Flavors that can (sometimes) go great together

By William Kennedy

The beer cocktail might seem like the Jerry Maguire of alcoholic beverages: just enough football for the dudes and just enough romantic comedy for the ladies. Even the words seem to rest uneasily next to one another on the page. Beer is the drink of choice for Budweiser-pounding Duck fans or bearded Northwest microbrew snobs, while “cocktail” conjures up a girl’s night out, Carrie Bradshaw and shoe shopping. Why mix the two? 

Tripel Shandy. Photos by Trask Bedortha.

Turns out the beer cocktail is nothing new. But these aren’t your dad’s boilermakers (a mixture of whiskey and beer) or the traditional get-me-wasted-fast on St. Paddy’s Day blend of Irish stout, Irish cream and Irish whiskey known as the Irish car bomb. The beer cocktails of today mix beer with vodka, tequila, gin and … Tabasco Sauce?

Chris Murphy, bartender at Davis Restaurant and Bar, serves a variety of beer cocktails. Murphy has been tending bar on and off for more than 20 years, but this is the first time he’s had these beverages on his menu. He says the beer cocktail is popular right now in major metropolitan areas like New York and San Francisco, and the trend has reached Eugene. “Sales are really picking up. I used to have to ‘sell’ beer cocktails, but I’m getting return customers now,” he says while preparing some examples of the trend.

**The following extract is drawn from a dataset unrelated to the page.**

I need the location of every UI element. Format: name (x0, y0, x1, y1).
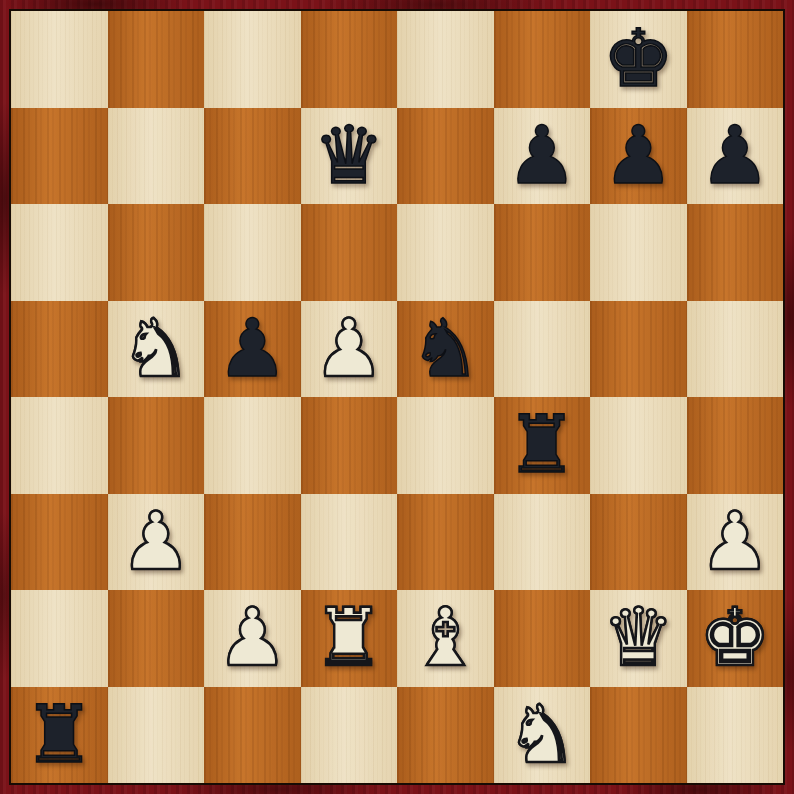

The most popular beer cocktail on Murphy’s menu is the michelada, a mixture of spicy tomato juice, lime juice, tequila and Sessions lager. Its flavor is a sort of cousin of the Bloody Mary. The drink is from Mexico, and its mixture of light beer and lime juice would be appealing on a warm summer evening. But the one-two punch of tequila and spices would make it hard to survive more than one.

Next up is the top o’ the morning (Guiness, hard apple cider and Patr"n XO Coffee Liqueur). Murphy says it’s the most divisive beer cocktail on his menu, and I can tell why. The mixture of Guiness, apple and coffee flavors reminds me of an ill-advised hangover breakfast on its way back up. I didn’t think you could ruin Guiness, but this drink proves it’s possible. Back on the refreshing side is the tripel shandy (Trumer Pilsner, ginger brew and lemon) and a Murphy original called the lunchbox (amaretto, orange juice and Oakshire Line Dry Rye). Both drinks are thirst-quenching, and it would be easy to drink one too many on a hot summer afternoon.

Murphy goes on to say that many of his customers order beer cocktails on a whim despite being skeptical at first, and most are converted to the idea. He adds that the “professional drinkers” in Eugene are an educated bunch who tend to be a bit stuck in their ways. “If you like IPA, that’s all you order,” he clarifies. So this summer get out of your comfort zone, put down the IPA (for a round) and try a beer cocktail. You might surprise yourself.